The definition of bank reconciliation is the process of comparing your bank statement with the balance provided by the bank to make sure that all deposits, withdrawals, checks and payments are correctly entered.
How to Reconcile
Each month’s bank statement begins with the closing balance of the account on the last month’s statement. To reconcile the current months statement add the sums of all the deposits, checks, withdrawals, bank charges and electronic payments made throughout the month.
To check if your records agree with those that the bank keeps, using the balance of your register add or subtract all payments or deposits made on a daily basis to ensure that your balance never drops below zero.

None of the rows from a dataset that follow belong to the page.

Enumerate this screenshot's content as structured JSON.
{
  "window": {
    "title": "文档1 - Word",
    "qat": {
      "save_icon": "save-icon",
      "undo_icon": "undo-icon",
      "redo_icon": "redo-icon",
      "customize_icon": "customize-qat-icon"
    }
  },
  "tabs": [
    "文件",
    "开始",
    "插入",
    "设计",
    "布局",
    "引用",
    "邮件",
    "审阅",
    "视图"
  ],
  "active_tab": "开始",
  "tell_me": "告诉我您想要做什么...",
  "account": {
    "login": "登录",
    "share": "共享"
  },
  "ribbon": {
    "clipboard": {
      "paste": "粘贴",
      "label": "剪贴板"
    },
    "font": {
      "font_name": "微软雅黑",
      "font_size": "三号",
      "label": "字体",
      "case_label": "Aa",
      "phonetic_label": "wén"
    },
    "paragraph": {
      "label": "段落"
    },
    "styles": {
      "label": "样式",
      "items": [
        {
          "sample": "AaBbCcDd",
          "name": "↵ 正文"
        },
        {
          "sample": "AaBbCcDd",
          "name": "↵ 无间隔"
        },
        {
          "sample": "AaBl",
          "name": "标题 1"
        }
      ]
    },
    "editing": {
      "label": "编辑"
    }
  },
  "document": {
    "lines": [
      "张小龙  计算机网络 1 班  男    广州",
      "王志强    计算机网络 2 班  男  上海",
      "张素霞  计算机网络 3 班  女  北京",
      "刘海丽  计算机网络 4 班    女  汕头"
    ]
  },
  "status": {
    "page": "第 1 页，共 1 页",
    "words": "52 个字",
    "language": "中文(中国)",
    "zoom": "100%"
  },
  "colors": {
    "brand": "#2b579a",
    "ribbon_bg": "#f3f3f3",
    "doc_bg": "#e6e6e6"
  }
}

At the end of the month, your ending balance in the register should agree with the ending balance on the bank’s monthly statement, after it has been corrected for deposits, checks and charges that have not cleared the bank yet.
If there is a difference in the two balances, go back over every single transaction and check the amount shown on the bank statement with the one recorded by you in the register. Double check your math for each transaction recorded and make sure there are no extra charges or deposits you missed throughout the month.
Missing charges may be explained by bank charges for your account balance dropping below zero at any point during the month. Another place that you may find errors is if you have not recorded automatic withdrawal or payments you have set up with your bank or creditors.
When you are unable to locate an error between your records and the bank statement, contact your local banker and schedule an appointment to go over the statement and have them show you where the error is located. It is rare but possible that the bank has made the error. By performing bank reconciliation each month, you will have a better grasp on your finances and keep your banking records correct.
An example of bank reconciliation is reviewing a checkbook to make sure the balances match the statement provided by the bank.